Era evidente que Iglesia y sociedad habían llegado a un nivel de desencuentro y desafección sin precedentes. A tal nivel, que el sociólogo Alberto Mayol, en su presentación ante Enade en 2011(1), optó por ejemplificar el derrumbe de la confianza ciudadana en las instituciones mediante el caso de la Iglesia Católica. De acuerdo a Latinobarómetro, en 1995 el grado de confianza en la Iglesia llegaba al 80%, mientras en 2011 sólo llegó al 38%. Un desplome rotundo de 42 puntos en 16 años.
Es evidente que los escándalos de abuso sexual han contribuido de forma importante a esta caída. Pero no es el único factor. Se configuró lentamente un desfase de proyectos entre la Iglesia y la sociedad, que en cierta forma se ha llegado a percibir como dicotómico, de tal forma que el episcopado, que hasta los años 80 se percibía como un factor de estabilidad y un garante de derechos, se convirtió en una institución en abierto antagonismo con las demandas masivas de la ciudadanía.
Basta recordar que en 2006, mientras el país se conmovía por la “revolución de los pingüinos”, el presidente del área de educación de la Conferencia Episcopal, obispo Héctor Vargas, salió en defensa del “lucro legítimo en el sector” y convocó a una serie de congresos de educación católica para contrarrestar las críticas estudiantiles. En los años siguientes, a medida que el conflicto se fue agudizando, se conformó una santa alianza entre el episcopado, la Federación de Instituciones de Educación Particular (Fide) y los intereses empresariales representados públicamente por las ex ministras Mariana Aylwin y Mónica Jiménez de la Jara, al punto en que sus discursos se hicieron equivalentes e intercambiables.

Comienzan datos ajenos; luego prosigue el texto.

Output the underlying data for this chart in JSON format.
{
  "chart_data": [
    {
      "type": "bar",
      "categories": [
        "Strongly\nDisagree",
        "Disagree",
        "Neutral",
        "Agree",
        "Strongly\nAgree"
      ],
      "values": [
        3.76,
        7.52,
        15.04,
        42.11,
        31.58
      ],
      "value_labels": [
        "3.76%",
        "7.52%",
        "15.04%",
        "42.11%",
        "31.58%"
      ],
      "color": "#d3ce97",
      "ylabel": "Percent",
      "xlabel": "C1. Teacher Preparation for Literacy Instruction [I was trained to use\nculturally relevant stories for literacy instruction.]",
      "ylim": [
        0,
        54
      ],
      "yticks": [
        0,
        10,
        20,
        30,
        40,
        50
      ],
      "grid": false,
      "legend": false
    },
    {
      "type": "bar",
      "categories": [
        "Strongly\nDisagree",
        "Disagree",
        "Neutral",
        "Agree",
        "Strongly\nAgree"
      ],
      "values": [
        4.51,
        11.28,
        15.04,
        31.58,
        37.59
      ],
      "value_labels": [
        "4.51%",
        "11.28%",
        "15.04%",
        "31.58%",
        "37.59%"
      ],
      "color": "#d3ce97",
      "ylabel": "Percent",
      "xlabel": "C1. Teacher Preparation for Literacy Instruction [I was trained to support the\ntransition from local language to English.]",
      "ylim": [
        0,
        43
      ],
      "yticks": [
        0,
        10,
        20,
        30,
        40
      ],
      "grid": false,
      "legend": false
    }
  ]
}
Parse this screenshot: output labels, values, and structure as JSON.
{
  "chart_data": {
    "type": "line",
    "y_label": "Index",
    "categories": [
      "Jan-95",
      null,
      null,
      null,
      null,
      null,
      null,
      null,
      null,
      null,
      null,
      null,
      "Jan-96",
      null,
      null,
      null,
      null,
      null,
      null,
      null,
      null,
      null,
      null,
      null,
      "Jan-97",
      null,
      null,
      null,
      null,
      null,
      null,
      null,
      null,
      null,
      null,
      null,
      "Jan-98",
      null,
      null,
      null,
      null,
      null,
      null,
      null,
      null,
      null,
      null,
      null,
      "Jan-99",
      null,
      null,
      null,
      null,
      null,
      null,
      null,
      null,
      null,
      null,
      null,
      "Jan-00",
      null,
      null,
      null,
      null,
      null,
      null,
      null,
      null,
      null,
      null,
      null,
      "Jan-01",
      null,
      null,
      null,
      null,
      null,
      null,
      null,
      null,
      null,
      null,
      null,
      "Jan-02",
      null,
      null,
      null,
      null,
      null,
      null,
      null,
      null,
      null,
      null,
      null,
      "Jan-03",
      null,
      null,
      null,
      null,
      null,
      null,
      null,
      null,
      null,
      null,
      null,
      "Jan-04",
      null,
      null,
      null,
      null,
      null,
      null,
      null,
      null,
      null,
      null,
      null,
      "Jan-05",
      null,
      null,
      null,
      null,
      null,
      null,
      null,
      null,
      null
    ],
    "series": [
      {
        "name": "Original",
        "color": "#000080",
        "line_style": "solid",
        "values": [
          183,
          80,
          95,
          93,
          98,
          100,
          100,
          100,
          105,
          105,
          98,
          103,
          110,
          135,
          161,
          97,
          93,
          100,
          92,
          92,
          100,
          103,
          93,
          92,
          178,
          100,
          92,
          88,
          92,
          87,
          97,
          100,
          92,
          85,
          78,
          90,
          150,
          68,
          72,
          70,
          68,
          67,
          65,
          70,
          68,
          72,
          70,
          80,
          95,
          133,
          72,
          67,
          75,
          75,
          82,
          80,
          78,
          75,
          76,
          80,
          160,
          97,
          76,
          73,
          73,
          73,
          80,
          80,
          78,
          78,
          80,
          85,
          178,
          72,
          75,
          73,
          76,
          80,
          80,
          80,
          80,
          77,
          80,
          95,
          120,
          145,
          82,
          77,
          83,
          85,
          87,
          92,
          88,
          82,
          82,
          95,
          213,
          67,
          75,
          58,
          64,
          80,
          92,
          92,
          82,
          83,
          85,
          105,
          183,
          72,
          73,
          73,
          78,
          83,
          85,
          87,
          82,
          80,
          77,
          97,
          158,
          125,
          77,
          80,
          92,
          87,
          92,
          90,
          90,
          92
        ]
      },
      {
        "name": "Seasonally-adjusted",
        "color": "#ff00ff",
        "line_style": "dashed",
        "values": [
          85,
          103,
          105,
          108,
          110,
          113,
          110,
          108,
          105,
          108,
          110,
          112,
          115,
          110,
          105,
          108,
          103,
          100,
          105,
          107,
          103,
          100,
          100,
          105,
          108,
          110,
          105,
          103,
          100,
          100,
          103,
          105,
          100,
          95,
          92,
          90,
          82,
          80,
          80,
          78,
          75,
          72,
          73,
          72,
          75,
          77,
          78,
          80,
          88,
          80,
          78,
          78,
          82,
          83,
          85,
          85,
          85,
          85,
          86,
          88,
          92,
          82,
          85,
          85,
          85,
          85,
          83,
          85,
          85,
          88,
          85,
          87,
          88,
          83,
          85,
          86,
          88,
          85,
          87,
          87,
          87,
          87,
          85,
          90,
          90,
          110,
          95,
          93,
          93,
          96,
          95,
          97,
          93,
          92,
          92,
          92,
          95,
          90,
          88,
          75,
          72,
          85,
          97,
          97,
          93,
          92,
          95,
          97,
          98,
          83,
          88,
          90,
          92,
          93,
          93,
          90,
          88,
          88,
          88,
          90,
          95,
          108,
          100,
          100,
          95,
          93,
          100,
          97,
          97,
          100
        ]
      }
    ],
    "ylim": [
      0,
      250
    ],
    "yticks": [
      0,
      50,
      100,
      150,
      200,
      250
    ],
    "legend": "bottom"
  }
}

En estas décadas, en las únicas ocasiones en las que la Iglesia Católica mostraba que habitaba en el chrónos, en el tiempo y en el espacio real de las personas, dejaba en claro que su ámbito de atención estaba muy restringido a áreas como la sexualidad humana, en la que no tenía autoridad para pontificar. O en ámbitos en los que tenía fuertes conflictos de interés económico, como en la educación. En el resto de los asuntos, la Iglesia Católica parecía vivir en el aión, en un tiempo fuera del tiempo, tan eterno e inmutable como irrelevante.
En la alta jerarquía se consolidó una extrema intolerancia a las críticas internas. De tal forma, el clero progresista y sectores lúcidos del clero conservador se vieron apabullados por sanciones, cambios repentinos de destino, reprimendas directas e indirectas, censuras, disminución de presupuestos, jubilaciones anticipadas, etc. En ese contexto, muchos optaron, como Pierre Dubois, por no desgastarse en un debate imposible y seguir el camino desde abajo y mantener una Iglesia de los pobres en contextos locales, muy acotados, pero significativos. Por ejemplo, el padre Mariano Puga se fue a vivir con las comunidades chilotas, un grupo de jesuitas jóvenes abrió nuevas comunidades en territorio mapuche, Ronaldo Muñoz y sus compañeros de los Sagrados Corazones exploraron en la zona rural de Río Bueno y luego en Nueva Lo Espejo. Muchas congregaciones religiosas femeninas optaron por insertarse en ambientes populares, acompañando la vida de los excluidos. Se podría nombrar una larga lista de nuevas “espinas irritantes”, invisibles a nivel macro-social, pero poderosas a nivel micro, que han incidido en la defensa de comunidades afectadas por graves daños ambientales por causa de la minería y las industrias extractivas, por flagrantes abusos patronales, situaciones de violencia machista o racista, entre muchas otras.
Por esta razón Mariano Puga comentaba en el funeral de Dubois: “Yo me pregunto qué Iglesia pierde credibilidad. ¿La Iglesia de La Victoria? ¿La de las comunas? Esas no han perdido credibilidad”. Pierre Dubois comprendió esa realidad y optó también por mantenerse como una espina incrustada: en el mundo de los pobres ayuna por la liberación de los presos políticos mapuches, acompaña a los jóvenes drogadictos de La Victoria y, por supuesto, respalda a los trabajadores del Moac. Una espina invisible, pero no por ello menos incómoda para (…)))
Alvaro Ramis
(1) http://www.albertomayol.cl/wp-content/uploads/2011/11/ENADE-ALBERTO-MAYOL.pdf.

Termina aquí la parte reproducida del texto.